Typically Mr. Johnson, Louisiana Republican, has relied on House Democrats to pass stopgap bills, known as continuing resolutions or CRs, to keep the lights on in Washington due to the razor-thin majority Republicans have held in the lower chamber since he first won the job in 2023.
Some House Republicans rarely, if ever, support those kinds of measures. But in an about face, many fiscal conservatives, particularly from the House Freedom Caucus, are ready to support the impending yearlong CR because it would prevent a derailment in the GOP’s quest to pass President Trump’s agenda.
This time with the March 14 deadline to fund the government fast approaching, Republicans are painting Democrats as the ones who want to careen the government into a partial shutdown.
Democratic appropriators already oppose the CR, but would support a short-term measure to give more time to negotiate new spending bills to finish out this fiscal year, which ends Sept. 30.
But those negotiations hit a speed bump when Democrats demanded language that would restrict Mr. Trump from using his executive powers to block or shift funding that Congress already approved.
During an appearance on Fox News’ “Outnumbered” on Friday, the speaker accused Democrats of “trying to engineer a shutdown of the government” with their demands, and reiterated that Republicans “will be running a clean CR next week.”
“What that will do is allow us time, allow the White House down [through] the administration, to continue the [Department of Government Efficiency] efforts finding all these extraordinary levels of savings and waste, fraud and abuse,” Mr. Johnson said.
“We’ll be able to incorporate that into the budgeting for [fiscal year] 2026, which will start almost immediately after we’re done next week,” he said.

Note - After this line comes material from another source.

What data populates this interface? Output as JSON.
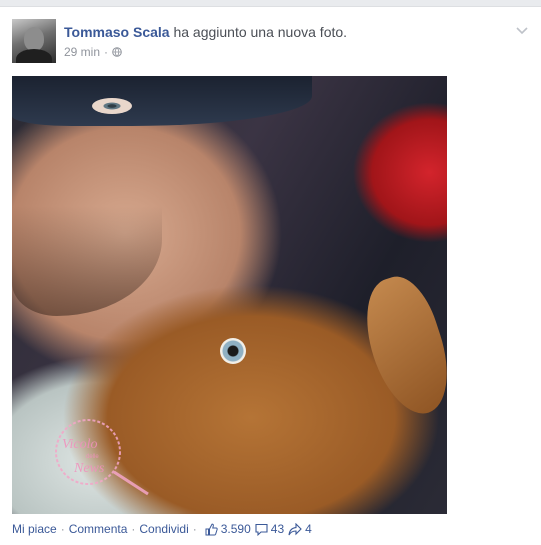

Still, while fiscal conservatives are willing to play ball with the speaker on the impending stopgap bill, their support is not 100% guaranteed. House Freedom Caucus Chair Andy Harris, Maryland Republican, emphasized that the White House’s willingness to withhold funding, coupled with the efforts of the Department of Government Efficiency, made them more comfortable with supporting a stopgap bill.
But first they must read it. The text of the yearlong stopgap is expected to be released over the weekend.
While Mr. Johnson blasted his Democratic counterparts for their unwillingness to support the stopgap bill, House Minority Leader Hakeem Jeffries, New York Democrat, doubled down on his position that the current Republican offering was “not acceptable.”
Mr. Jeffries, in a letter with his leadership team sent out to House Democrats on Friday, accused Republicans of using their grip on the House, Senate and White House to “destroy the programs taxpayers deserve in order to fund tax cuts for their billionaire donors and wealthy corporations.”
The top House Democrat said Republicans planned to introduce a partisan funding extension that threatened to cut healthcare, nutritional assistance and veterans programs. Democrats have raised concerns with the House GOP’s budget resolution, which was passed last month and included instructions to the House Energy and Commerce Committee, the panel that oversees Medicaid, to find at least $880 billion in savings.
Lawmakers on the panel believe the only way to hit that mark is to find savings within the healthcare program. Republicans have pitched the measure as a relatively clean bill that would keep funding flat.
“House Democrats would enthusiastically support a bill that protects Social Security, Medicare, veterans health and Medicaid, but Republicans have chosen to put them on the chopping block to pay for billionaire tax cuts,” Mr. Jeffries said. “Medicaid is our redline.”
— Lindsey McPherson contributed to this story.